REPUBLIKA.CO.ID, Sesungguhnya kebenaran yang Allah SWT turunkan dalam kitab-kitab-Nya adalah pelindung dari kesesatan bagi umat di mana kitab itu diturunkan. Akan tetapi, para pemilik jiwa yang sakit membenci kebenaran dan memusuhinya.
Sejarah mencatat secara baik bagaimana oknum Bani Israil melakukan penyimpangan tersebut sebagaimana terekam baik dalam hadis riwayat Imam al-Baihaqi.

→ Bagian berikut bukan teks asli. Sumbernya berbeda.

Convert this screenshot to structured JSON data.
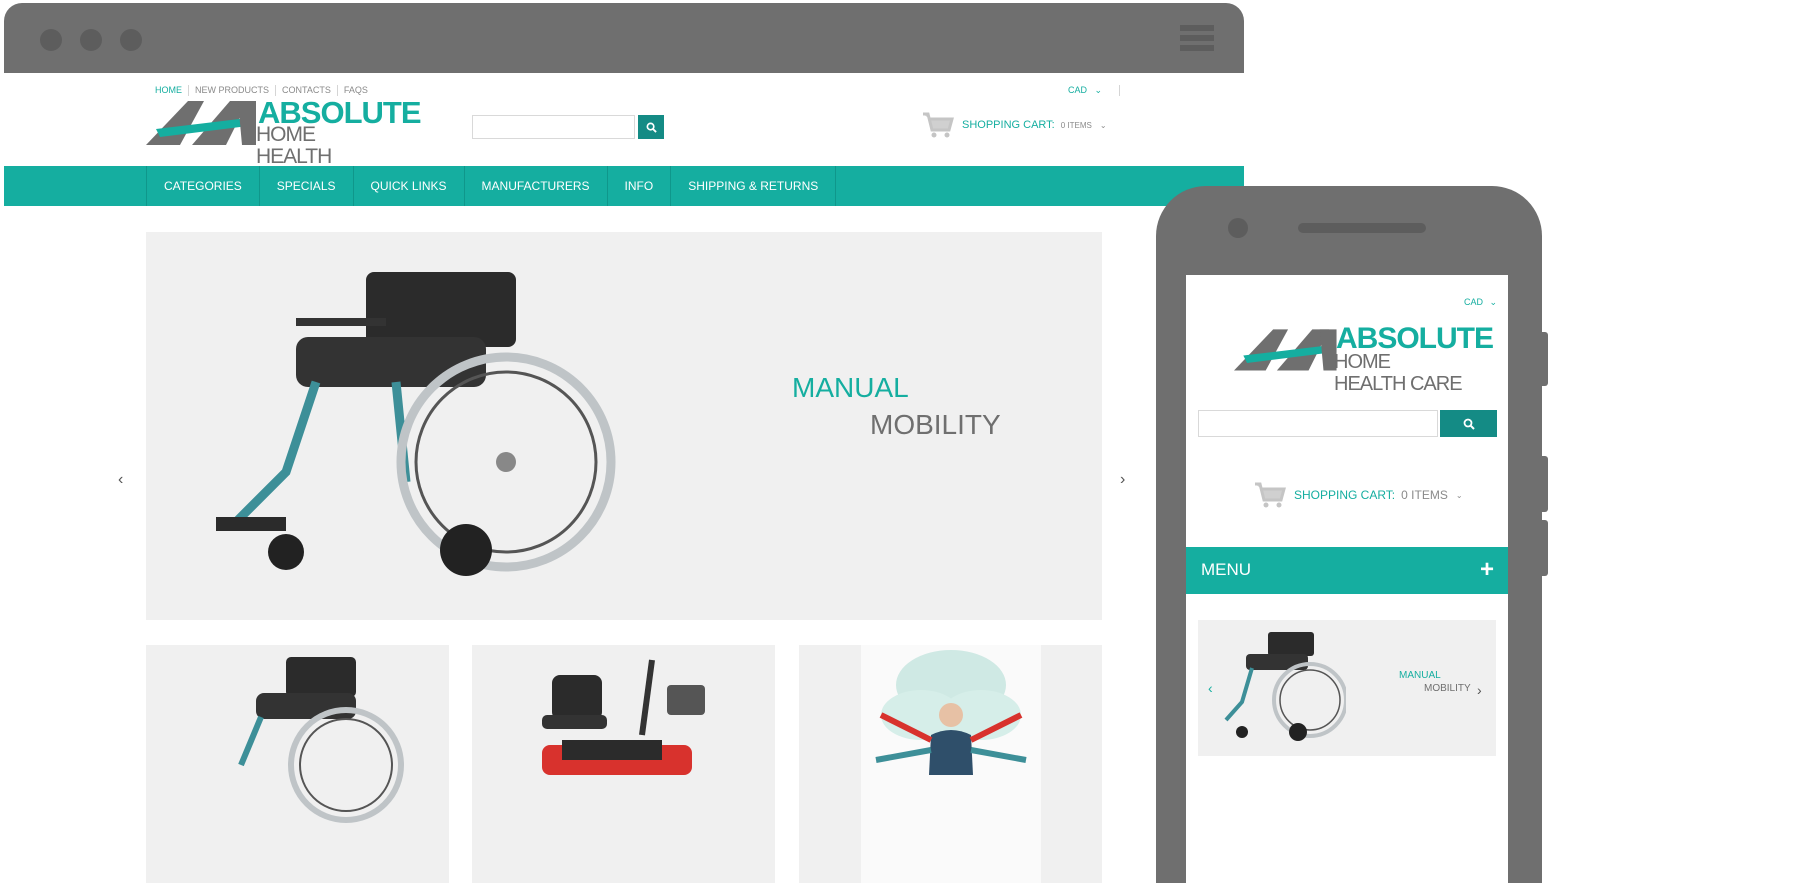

Dalam riwayat itu, Rasulullah SAW seperti dituturkan Abu Musa al-Asy'ari mengatakan, "Sesungguhnya Bani Israil menulis sebuah kitab dan membuang Taurat."
Dalam riwayat tersebut, Imam Baihaqi meriwayatkan dalam bab Syuabul Iman dari Abdullah, bahwa ketika Bani Israil mengalami masa yang panjang dan hati mereka menjadi keras, mereka membuat kitab yang diinginkan hati mereka dan dihalalkan lisan mereka.
Dan adalah kebenaran yang menjadi penghalang bagi mereka untuk mewujudkan banyak ambisi mereka, sehingga mereka membuang kitab Allah di belakang punggung mereka seolah-olah mereka tidak mengetahui.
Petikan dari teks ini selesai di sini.